On the rapidly spreading delusion that AI chatbots are conscious
They only believe a chatbot is a person having a conscious experience because they have never explored any curiosity about what it is to be a person having a conscious experience.
November 16, 2025
3 minutes
ai, consciousness, humanity, inquiry
Listen to a reading of this article (reading by Tim Foley):
I keep thinking about the interaction I had with a guy who angrily told me that “AI minds are actually minds” and relationships with them “can absolutely be real relationships,” saying that I “need to start accepting that this is a new class of being and they are intelligent and do have thoughts of their own.”
I’m having a hard time finding the words to describe how disturbing it is to watch these mental disorders spreading so rapidly.
I mean, everyone anthropomorphizes objects and animals to some extent; that’s just how projection works. I’ve caught myself accidentally apologizing to the Roomba like anyone else. But to actually formulate a belief system that these chatbots are real people with real minds and real consciousness is taking that projection to the most insane levels imaginable and forming an entire worldview out of it.
The fact that so many people are unable to understand the difference between a person and a computer program that talks like a person says such dark things about our society. There are whole sections of the population that have never examined what it is to be conscious, who have never examined the nature of their own minds and their own experience. If they had, it would never even occur to them that an AI chatbot is in any way similar to a human organism in terms of thinking, feeling, and subjective experience.
They only believe a chatbot is a person having a conscious experience because they have never explored any curiosity about what it is to be a person having a conscious experience.
If you believe an AI is a real consciousness thinking real thoughts, then you owe it to yourself and to your species to deeply explore the nature of consciousness and thought. Deeply, intensely examine what specifically a thought is in your own direct experience. How is a thought experienced? From whence does it arise? To whom does it appear?
Can you predict what your next thought will be? Are you able to control your thoughts? Can you sit still for even a minute without a thought entering your mind? What does it say about your experience of life that you are unable to control your own thoughts? And who is the one who can’t control them?

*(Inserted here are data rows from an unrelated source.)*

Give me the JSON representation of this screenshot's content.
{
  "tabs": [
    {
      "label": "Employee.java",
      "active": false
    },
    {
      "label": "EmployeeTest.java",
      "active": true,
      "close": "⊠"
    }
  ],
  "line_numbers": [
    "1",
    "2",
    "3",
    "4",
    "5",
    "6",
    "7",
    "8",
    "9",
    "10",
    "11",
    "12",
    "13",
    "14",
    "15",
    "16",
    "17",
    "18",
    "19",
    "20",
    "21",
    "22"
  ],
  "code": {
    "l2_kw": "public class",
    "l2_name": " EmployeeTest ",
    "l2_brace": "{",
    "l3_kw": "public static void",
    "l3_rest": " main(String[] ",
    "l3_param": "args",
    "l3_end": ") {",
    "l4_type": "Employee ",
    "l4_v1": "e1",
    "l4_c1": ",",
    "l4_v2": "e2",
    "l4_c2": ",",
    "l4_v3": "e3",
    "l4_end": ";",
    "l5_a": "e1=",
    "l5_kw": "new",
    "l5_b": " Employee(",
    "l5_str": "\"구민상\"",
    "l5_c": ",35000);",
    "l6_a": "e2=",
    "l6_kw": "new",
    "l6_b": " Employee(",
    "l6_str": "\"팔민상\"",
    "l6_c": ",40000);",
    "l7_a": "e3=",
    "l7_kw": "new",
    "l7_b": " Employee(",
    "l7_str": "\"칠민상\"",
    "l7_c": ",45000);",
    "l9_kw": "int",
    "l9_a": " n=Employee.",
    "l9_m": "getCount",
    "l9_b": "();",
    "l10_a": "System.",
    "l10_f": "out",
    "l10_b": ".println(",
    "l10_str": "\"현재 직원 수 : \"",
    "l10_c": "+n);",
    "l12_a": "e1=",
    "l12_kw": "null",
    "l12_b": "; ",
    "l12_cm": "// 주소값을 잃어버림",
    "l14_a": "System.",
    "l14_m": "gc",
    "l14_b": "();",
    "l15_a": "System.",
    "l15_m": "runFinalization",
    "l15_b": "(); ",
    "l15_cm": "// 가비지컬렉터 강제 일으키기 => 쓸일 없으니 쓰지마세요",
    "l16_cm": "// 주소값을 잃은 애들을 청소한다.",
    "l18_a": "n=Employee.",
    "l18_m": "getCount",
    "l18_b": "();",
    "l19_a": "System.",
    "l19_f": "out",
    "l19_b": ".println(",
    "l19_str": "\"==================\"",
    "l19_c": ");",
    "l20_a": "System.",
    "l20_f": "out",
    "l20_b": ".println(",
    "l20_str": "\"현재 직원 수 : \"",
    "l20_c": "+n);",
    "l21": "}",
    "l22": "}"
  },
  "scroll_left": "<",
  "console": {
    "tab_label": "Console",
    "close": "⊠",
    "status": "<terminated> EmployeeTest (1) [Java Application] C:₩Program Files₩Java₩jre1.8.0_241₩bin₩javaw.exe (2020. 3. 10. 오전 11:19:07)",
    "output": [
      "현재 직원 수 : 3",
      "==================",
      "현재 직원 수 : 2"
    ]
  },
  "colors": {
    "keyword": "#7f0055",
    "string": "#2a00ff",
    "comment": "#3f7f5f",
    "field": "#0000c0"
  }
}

What is consciousness? What is it to be aware? What is the self? Without looking to mental narratives to tell you the answer, what is it that perceives your thoughts? What is it that experiences the visual field, the sensations in your body, or the sounds of your surroundings? Who is it that perceives?
Until you have thoroughly examined what consciousness is, what the mind is, what the self is in your own direct experience, you don’t even know what you are saying when you claim an LLM is conscious, or has a mind, or is a person.
You can’t understand the claims you are making about their experience until you have taken a thorough look at your own experience. Until you have, you don’t understand your own belief system about these things. You’re just making mindless noises like a chatbot.